To use the Snapshot method, the user needs to upload a CSV or Excel file organized as follows:

  1. First row: ControlGroup: LIST_YOUR_CONTROL_HERE

  2. Second row: Experimental: LIST_YOUR_EXPERIMENTAL_GROUPS_SEPARATED_BY_COMMAS

  3. Third row: A table header containing the following values: ‘Accession’, ‘gene_name’, ‘log2(fc)’, and either ‘pvalue’ or ‘pAdjusted’.

  4. Subsequent rows: The molecular data to fill the columns listed in the third row.

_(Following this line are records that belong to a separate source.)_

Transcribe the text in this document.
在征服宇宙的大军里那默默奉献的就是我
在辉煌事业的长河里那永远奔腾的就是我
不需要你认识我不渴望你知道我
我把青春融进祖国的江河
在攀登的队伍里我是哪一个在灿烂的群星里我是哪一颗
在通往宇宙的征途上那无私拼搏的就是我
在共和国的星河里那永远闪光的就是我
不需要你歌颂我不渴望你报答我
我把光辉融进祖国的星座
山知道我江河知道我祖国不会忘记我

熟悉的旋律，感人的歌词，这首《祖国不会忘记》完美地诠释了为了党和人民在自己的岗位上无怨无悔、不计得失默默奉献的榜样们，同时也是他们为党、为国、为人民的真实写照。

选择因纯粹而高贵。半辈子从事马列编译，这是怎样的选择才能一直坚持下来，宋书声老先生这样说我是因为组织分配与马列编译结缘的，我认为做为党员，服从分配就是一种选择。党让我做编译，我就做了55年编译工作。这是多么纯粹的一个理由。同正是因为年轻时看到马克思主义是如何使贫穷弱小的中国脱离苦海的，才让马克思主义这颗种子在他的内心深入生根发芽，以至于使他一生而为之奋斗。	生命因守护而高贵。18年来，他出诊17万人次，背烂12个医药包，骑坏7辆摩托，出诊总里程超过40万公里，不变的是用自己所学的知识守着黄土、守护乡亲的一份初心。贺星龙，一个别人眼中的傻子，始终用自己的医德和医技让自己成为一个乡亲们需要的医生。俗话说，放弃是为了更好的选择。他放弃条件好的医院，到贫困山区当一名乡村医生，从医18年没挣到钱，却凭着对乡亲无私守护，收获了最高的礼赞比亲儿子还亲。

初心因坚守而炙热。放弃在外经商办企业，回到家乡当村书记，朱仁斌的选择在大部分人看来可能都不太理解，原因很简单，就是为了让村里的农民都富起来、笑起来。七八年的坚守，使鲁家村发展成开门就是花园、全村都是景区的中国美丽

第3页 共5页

It is important to note that Snapshot contains a comparatively limited amount of information, which means that not all plots and enrichment analyses will be available. Nevertheless, once the data is imported into OmicScope, it can still be exported as an .omics file and used in the Nebula module.

Additional Informations

Users can also define any of the following additional parameters that are in the OmicScope function to optimize their analysis.

  1. ControlGroup (default, ControlGroup = None): Users can define a control group to perform comparisons against a specific group. The name of this group has to be explicitly defined in the ‘Conditions’ column on the pdata table.

  2. ExperimentalDesign (default, ExperimentalDesign = 'static') (options: ‘static’, ‘longitudinal’): Comparisons among independent groups are called static experimental designs. However, if the experiment takes into account several time points of related samples, then it is performing a longitudinal experimental design. Note: in this case, the pdata table must present a ‘TimeCourse’ column.

  3. pvalue (default, pvalue = 'pAdjusted') (options: ‘pvalue’, ‘pAdjusted’, ‘pTukey’): Defines the type of statistics used to report differentially regulated proteins. The options are nominal p-value (‘pvalue’), Benjamini-Hochberg adjusted p-value (‘pAdjusted’), or Tukey post-hoc correction (‘pTukey’, only available for multiple group comparisons in static experiments).

  4. PValue_cutoff (default = PValue_cutoff = 0.05): Statistical cutoff to consider proteins differentially regulated.

  5. normalization_method (default = normalization_method = None): Certain data may require a normalization preprocessing step. OmicScope offers three methods of normalization: ‘average’, ‘median’, ‘quantile’. Defaults to None.

  6. imputation_method (default = imputation_method = None): Some data may require data imputation to handle null values as a preprocessing step. OmicScope provides three methods of data imputation: ‘mean’, ‘median’, ‘knn’. Defaults to None.

  7. FoldChange_cutoff (default, FoldChange_cutoff = 0): Cutoff of the absolute abundance ratio to consider a protein to be differentially regulated. 0 indicates that p-values alone are sufficient to determine dysregulation.

  8. logTransform (default, logTransform = True): Usually, analysis software reports abundance in nominal values, requiring a log-transformation of the values to normalize abundance data. If users performed transformation before the OmicScope workflow, set logTransformed=True.

  9. ExcludeContaminants (default, ExcludeContaminants = True): Recently, Frankenfield (2022) evaluated the most common contaminants found in proteomics workflows. By default, OmicScope removes them from analyses. If this is not desired, OmicScope can leave them in the final results with ExcludeContaminants=False.

  10. degrees_of_freedom (default, degrees_of_freedom = 2): For longitudinal experiments, users can optimize this parameter according to their study, choosing a greater degree of freedom to perform the subsequent statistical analyses. Note that ExperimentalDesign and pdata must still be appropriately configured.

  11. independent_ttest (default, independent_ttest = True): If running a t-test, the user can specify if data sampling was independent (True) or paired (False).